Depending on your learning style and experience, you might want to move faster, scan through some detailed elaborations, jump around in a different order, but nearly everything you need to know about that 3/5 of what FrameMaker can do and how to do it, is in this book, well-presented and illustrated. Because FrameMaker is now nearly identical in 95% of its features and menus on unix, Macintosh, and Microsoft Windows platforms, this one book works on all three. Where there are differences you need to see, screen shots or illustrations are shown; where are there differences in how to perform an operation or task, written instructions are given. Only a few, trivial, typos.
What's in the book is good. The downside is what's missing - the material in the two-day "Advanced" course - building books from scratch, using the book tools (managing multiple-file projects by one or more authors as a single set of tasks), tables of contents, indexing, and building templates for these tasks. A "lite" look at these, enough to acquaint authors with their simplest use should be in this book.

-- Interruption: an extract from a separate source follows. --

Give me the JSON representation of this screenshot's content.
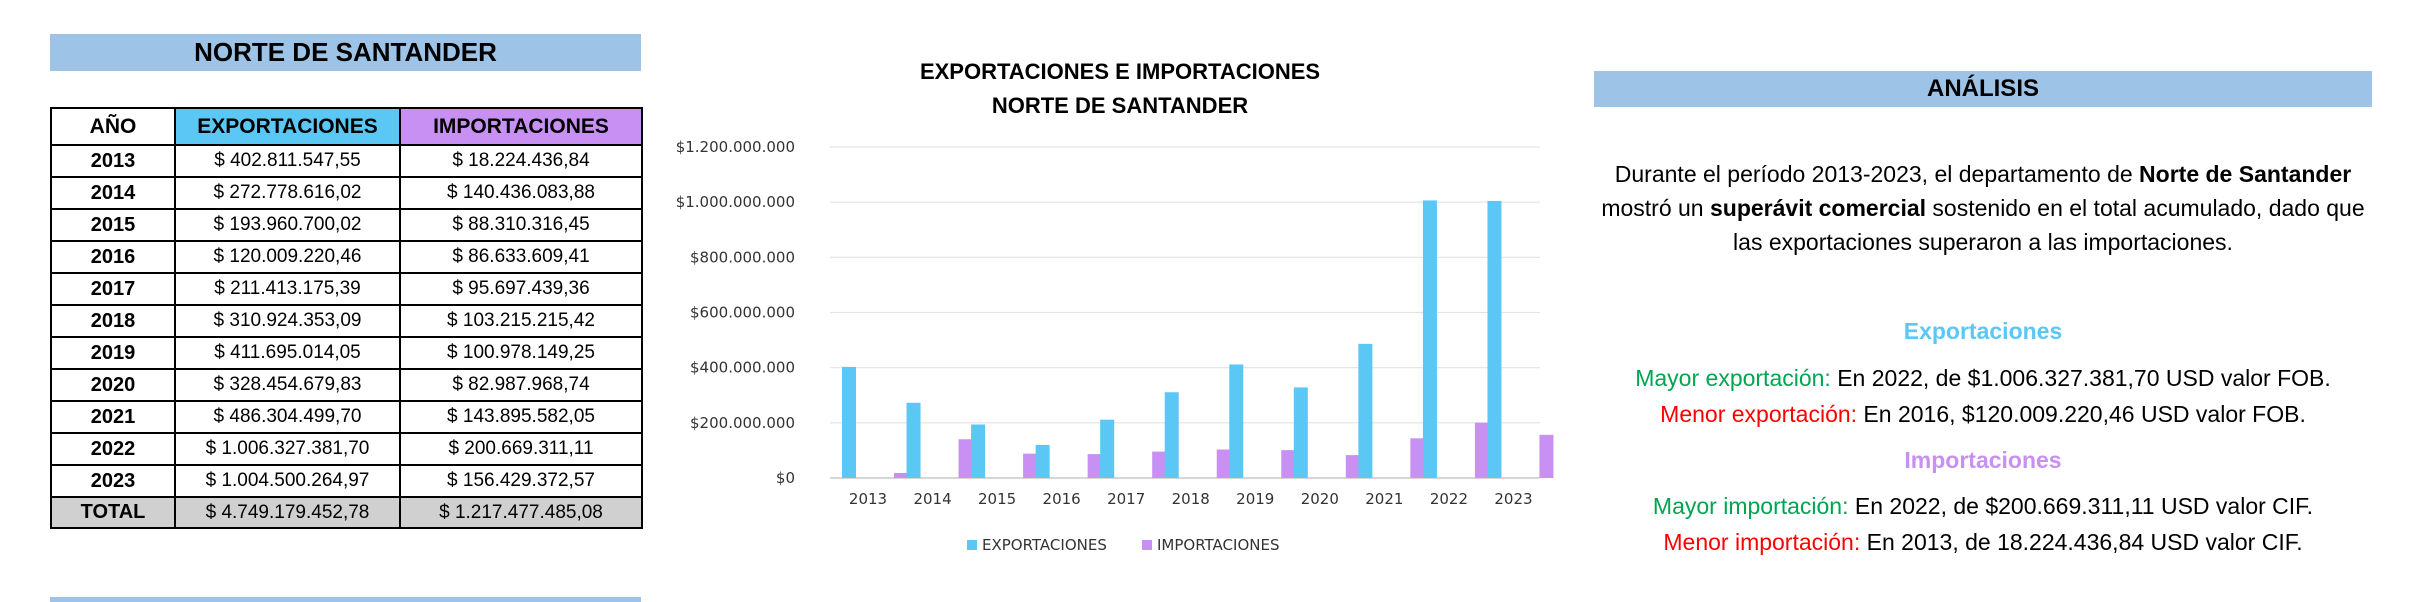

The "how-to" accomplish tasks and operations is clean, but another thing that's missing is the "why would you want to do this?" context that is important to users not familiar with large complex documentation projects. Experienced technical writers know the why, but as the "technical writing responsibilities" hat is added to more and more multi-hatted job descriptions, the why becomes increasingly important for newcomers.
My rating of what's in the book is 95% or better, but the lack of even introductory peeks at the tools that would complete an author's tookbox is an oversight that needs to be corrected.
Editorial Review:
This comprehensive tutorial covers the Macintosh, Windows, and Unix in one book. It serves as the only book users need to quickly learn the complexities of this powerful document publishing software. It is organized in an easy-to-access manner that can be followed along as a self-paced tutorial.